Dans le Sud ouest, à la fin de cette temporada, il sera difficile de déterminer les meilleurs lots de toros et d’erales. Pour les corridas ce sera par manque de candidats potentiels, pour les non piquées ce sera parce qu’il y a trop de vainqueurs possibles. Aux José Cruz de Bougue et Dax, aux Lartet de Vic, aux Sainte Cécile de Plaisance sont venus s’ajouter, ce dimanche, les Coquillas de Sanchez Arjona de Maubourguet. Joliment présentés bien que gachos, ils sont sortis encastés et ont donné du jeu tout en étant toréables. Tous sont morts bouche fermée.

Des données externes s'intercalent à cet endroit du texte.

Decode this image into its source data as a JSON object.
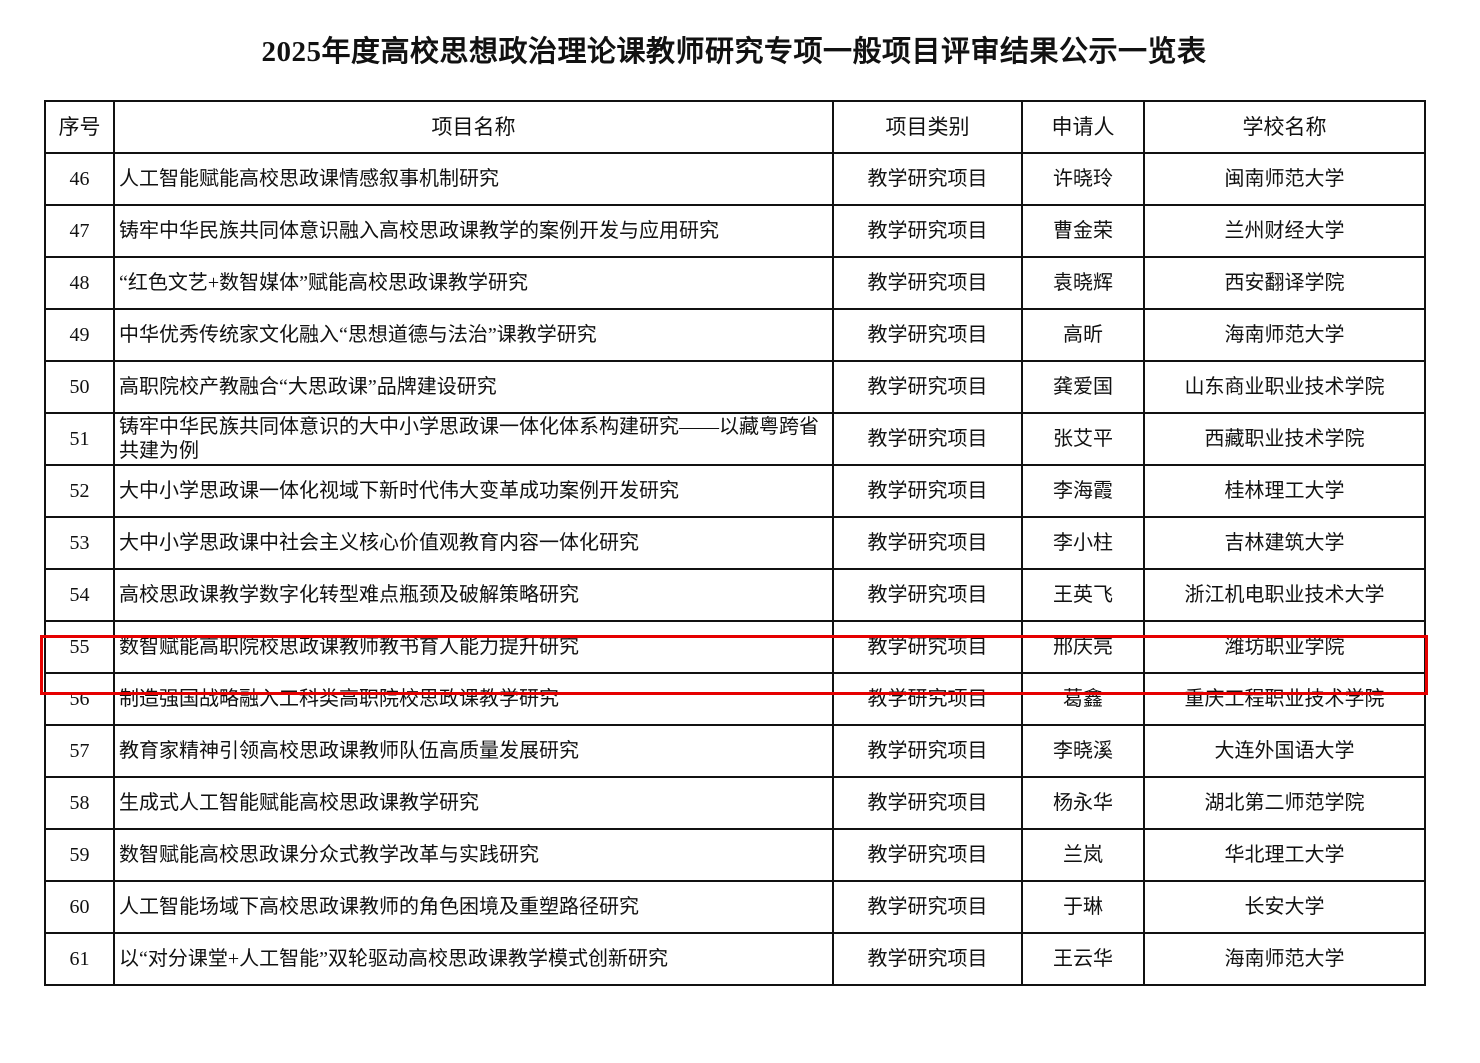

Autrefois prisée des vedettes, cette encaste a été victime des diktats de certaines arènes qui ne juraient que par les gros bichos très armés. Il ne faut pas oublier que la corrida n’est pas un défilé de comice agricole, mais le mélange paradoxal de la fête et du combat. Quelques éleveurs ont, heureusement, conservé des toros de cette race. Quand on voit les prestations des Sanchez Fabres à Saint Sever en 2014 et des Coquillas de Sanchez Arjona de ce jour, on ne peut que les encourager à continuer.
Face à eux, trois jeunes toreros ont peaufiné leur apprentissage en se confrontant à un encaste exigeant mais qui offre de réelles possibilités de triomphe.

Le premier humilie dans le capote de Carlos Olsina dès sa sortie en piste. Il poursuit et remate après les banderilleros. A la muleta, il vient de loin et charge et répète avec alegria. Il a une excellente corne droite. Carlos Olsina se croise et l’embarque sur de bonnes séries de derechazos avec toujours le petit défaut esthétique d’être cassé en deux au moment d’allonger la passe. Le toro a beaucoup de caste et finit par déborder le jeune torero. A gauche, il est moins clair et les deux tentatives de naturelles avortent. En fin de faena, le coquilla, pas assez dominé, devient distrait et prend le dessus sur le torero. L’élève du San Gillen va cafouiller la mise à mort et tue d’une entière très basse après trois pinchazos. Il doit se contenter de saluer, le toro est applaudi à l’arrastre.
Le quatrième humilie bien à la cape mais avertit le torero sur une passe côté gauche. C’est un toro encasté, noble mais qui demande les papiers. Olsina l’entreprend à droite mais ne le fait pas assez humilier sur la première série. La seconde est meilleure car le torero baisse plus la main. L’eral est exigeant. A gauche, il cherche l’homme et met le met en difficulté d’autant que le torero ne le canalise pas assez en lui retirant la muleta trop vite. La fin de faena manque de transmission, toro et torero allant a menos. L’héraultais a du mal à fixer le bicho pour l’estocade et doit rentrer quatre fois a matar pour le tuer après avoir entendu un avis.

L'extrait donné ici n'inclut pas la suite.